Klotzek performs another variation of the approach in Wartenberger Panels (2023). In short texts, he tells of the hidden art on buildings and of its rediscovery on Berlin’s Alexanderplatz. Analogies emerge between varicose veins and representations of history in the pictorial worlds of the painter Adolph Menzel. These narratives are paired with photographs of the interior life of an apartment. Provisional arrangements of unsorted piles of books or a kettle on the gas stove meet observations of Berlin’s urban space.
The three exhibited sculptures Hohenschönhausen, Gehrenseestraße and Springfuhl, (2023) resemble columns or isolated architectural elements. The surfaces of galvanized sheet steel are bent by hand, provided with precise patterns and partially painted. To bridge the supposed inadequacy of their function, Klotzek supplements the sculptures with brooms that reach up to the ceiling; and so it seems as if the sculptures keep the gallery ceiling from falling down.
In the exhibition, Klotzek moves through the urban body that surrounds and yet eludes us. Perhaps this is because it changes rapidly; the old is demolished and the new added. And in the end, a city is a big architectural provisional, whose body disintegrates and is reassembled.

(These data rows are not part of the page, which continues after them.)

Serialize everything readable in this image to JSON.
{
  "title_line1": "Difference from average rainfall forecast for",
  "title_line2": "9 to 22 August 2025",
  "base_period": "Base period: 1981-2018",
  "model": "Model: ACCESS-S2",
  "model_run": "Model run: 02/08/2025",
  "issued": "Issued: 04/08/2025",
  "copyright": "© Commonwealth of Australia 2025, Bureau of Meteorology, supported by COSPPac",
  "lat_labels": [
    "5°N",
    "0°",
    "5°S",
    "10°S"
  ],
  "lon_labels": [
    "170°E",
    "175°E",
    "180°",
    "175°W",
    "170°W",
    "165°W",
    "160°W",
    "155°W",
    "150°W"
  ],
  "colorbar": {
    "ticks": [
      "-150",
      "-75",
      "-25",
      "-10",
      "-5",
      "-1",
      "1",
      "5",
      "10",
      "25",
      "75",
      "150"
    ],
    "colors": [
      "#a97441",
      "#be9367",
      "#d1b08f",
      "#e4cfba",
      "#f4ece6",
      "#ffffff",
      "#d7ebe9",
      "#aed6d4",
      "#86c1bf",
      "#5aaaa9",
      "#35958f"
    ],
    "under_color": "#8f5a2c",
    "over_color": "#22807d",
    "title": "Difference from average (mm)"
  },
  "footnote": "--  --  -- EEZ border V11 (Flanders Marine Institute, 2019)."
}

This approach is described in the exhibition as a process that always has an inherent moment of failure. As in the video News from the Underpass, in which the person falls off its bicycle while trying to explore the Wartenberg S-Bahn station, or in the three sculptures Hohenschönhausen, Gehrenseestraße and Springfuhl, which are installed in the gallery space as provisional architectural structures, where it remains unclear what holds what.